In recent years, we’ve become more used to rock artists taking on the trappings of pop – a move that’s encompassed everything from the Auto-Tuned vocals on the late Ozzy Osbourne’s final albums to hardcore punk band Turnstile’s work with Brat producer AG Cook to Sleep Token’s vastly successful stew of progressive metal, electronics, pop and R&B – rather than vice versa. That seems symbolic of the fact that it’s a long time since rock, either of the hard or alt variety, has felt particularly central to the musical conversation. There’s plenty of it still around, some of it is fascinating, but there’s no getting around the fact that the biggest-selling rock albums of recent years have largely contained music that’s decades old, whether by Arctic Monkeys, Linkin Park, Queen or Oasis. A huge pop star proclaiming the dancefloor dead and announcing they’re now making rock music would thus seem ballsy and far-sighted.

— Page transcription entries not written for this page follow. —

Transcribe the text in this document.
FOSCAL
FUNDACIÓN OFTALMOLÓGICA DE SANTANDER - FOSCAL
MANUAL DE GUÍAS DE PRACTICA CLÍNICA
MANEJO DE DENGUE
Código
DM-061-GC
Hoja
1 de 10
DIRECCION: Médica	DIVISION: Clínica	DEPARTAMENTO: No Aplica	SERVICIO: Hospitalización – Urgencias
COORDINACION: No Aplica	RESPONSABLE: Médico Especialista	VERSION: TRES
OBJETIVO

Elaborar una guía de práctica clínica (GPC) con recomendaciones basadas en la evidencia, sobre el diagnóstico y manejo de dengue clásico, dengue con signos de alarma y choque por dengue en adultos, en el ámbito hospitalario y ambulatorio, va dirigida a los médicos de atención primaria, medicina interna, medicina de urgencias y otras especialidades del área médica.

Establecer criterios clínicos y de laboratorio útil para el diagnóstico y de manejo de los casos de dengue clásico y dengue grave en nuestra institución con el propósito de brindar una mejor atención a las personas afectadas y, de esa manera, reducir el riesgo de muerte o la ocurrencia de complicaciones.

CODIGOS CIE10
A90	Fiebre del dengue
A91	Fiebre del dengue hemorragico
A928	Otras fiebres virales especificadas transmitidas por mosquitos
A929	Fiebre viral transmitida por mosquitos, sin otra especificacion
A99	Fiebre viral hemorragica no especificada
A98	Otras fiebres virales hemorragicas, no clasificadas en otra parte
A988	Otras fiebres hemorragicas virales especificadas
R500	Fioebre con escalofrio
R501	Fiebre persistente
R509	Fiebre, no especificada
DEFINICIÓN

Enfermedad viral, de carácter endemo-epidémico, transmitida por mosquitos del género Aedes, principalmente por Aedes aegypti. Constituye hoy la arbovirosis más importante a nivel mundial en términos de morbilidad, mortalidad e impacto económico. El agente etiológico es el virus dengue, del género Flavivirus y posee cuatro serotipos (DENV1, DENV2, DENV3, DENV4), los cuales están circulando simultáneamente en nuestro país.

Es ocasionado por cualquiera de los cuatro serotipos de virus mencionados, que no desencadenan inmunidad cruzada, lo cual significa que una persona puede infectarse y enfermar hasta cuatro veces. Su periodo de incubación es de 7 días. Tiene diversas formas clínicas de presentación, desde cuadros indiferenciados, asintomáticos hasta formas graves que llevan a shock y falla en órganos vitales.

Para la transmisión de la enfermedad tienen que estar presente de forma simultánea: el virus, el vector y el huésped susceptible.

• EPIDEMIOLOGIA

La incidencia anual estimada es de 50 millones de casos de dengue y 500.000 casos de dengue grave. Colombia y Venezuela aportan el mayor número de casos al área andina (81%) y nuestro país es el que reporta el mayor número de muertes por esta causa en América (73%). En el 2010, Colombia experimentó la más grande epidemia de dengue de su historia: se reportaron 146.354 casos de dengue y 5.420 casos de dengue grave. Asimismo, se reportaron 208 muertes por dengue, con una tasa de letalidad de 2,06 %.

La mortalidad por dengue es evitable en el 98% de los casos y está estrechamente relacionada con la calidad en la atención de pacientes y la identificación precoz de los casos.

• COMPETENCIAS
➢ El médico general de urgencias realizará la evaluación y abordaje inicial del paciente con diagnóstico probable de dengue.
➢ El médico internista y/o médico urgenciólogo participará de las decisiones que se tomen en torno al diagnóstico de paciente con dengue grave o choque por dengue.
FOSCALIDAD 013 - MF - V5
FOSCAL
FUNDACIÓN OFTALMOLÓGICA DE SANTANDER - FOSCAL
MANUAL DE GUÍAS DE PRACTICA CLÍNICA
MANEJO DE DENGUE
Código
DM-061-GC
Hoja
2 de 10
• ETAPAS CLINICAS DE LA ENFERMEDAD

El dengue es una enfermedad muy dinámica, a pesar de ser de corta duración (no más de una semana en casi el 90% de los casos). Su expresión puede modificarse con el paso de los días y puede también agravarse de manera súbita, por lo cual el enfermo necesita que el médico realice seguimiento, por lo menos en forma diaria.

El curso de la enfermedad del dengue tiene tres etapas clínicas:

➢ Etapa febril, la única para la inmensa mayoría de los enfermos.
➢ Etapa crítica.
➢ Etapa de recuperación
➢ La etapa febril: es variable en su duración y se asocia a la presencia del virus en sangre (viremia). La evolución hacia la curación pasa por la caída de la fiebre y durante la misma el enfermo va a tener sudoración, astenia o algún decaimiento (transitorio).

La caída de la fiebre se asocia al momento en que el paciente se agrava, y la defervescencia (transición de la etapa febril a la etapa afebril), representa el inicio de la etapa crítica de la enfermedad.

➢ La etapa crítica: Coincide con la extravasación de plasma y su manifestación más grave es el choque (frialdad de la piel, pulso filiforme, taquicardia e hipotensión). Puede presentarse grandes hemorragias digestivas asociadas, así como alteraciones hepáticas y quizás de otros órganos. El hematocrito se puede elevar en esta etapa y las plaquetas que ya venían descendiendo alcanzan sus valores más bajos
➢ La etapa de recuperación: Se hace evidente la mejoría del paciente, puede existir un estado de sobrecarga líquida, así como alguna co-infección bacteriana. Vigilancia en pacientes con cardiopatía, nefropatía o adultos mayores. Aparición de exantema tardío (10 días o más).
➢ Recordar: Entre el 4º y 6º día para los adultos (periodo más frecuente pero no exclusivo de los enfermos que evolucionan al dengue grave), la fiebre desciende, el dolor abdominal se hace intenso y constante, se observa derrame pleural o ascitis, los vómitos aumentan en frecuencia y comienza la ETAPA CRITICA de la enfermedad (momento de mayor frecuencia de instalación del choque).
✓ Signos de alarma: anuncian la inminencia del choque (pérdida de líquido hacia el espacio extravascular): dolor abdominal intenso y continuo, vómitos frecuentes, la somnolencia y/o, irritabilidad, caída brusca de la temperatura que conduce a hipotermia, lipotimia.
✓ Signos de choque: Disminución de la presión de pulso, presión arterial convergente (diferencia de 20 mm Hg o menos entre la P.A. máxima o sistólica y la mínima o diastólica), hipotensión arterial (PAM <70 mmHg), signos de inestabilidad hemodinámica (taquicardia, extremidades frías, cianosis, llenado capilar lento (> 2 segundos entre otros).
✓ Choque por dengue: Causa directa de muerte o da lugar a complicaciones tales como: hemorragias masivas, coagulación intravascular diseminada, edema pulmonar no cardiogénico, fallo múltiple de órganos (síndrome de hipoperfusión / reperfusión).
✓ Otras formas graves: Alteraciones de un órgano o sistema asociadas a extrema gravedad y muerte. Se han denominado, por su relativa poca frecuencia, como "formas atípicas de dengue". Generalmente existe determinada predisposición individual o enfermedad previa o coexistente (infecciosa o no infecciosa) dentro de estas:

But actually listening to the track in question – the first single from the as-yet-untitled new album – it’s pretty clear that isn’t what Charli xcx is saying at all. There are definitely distorted electric guitars here – playing a riff vaguely reminiscent of the one on Hole’s Celebrity Skin – and what seem to be live drums, but Rock Music is unequivocally a pop track. It’s a wilfully plasticky-sounding studio creation – after less than two minutes, it suddenly ends, an electronically manipulated vocal cutting off as if someone has pressed pause – that feels remarkably like someone thumbing their nose at the “authenticity” held dear by the kind of rock fan who might get upset at the news a pop star is dabbling in the genre. No one is likely to get the lyrics confused with those of an earnest paean: they seem to have a lot in common with the wry, arched-eyebrow wit of LCD Soundsystem’s Losing My Edge or the Killers’ Glamorous Indie Rock & Roll than they do with, say, AC/DC’s For Those About to Rock (We Salute You) or Kiss’s Rock and Roll All Nite. “Wow, I’m really banging my head, I’m really hurting my neck,” she deadpans at one point. “Yeah, maybe jump off the stage, I hope they catch you today, but if they don’t it’s OK.”
It is very funny, infernally catchy and chaotic in a way that sets it apart from the perfectly turned and written-by-committee approach of 21st-century mainstream pop. It’s far enough removed from the contents of Brat to count as a new direction while maintaining that album’s hugely appealing up-yours attitude. It also makes you very eager to learn what the rest of her new album might sound like, rock or not.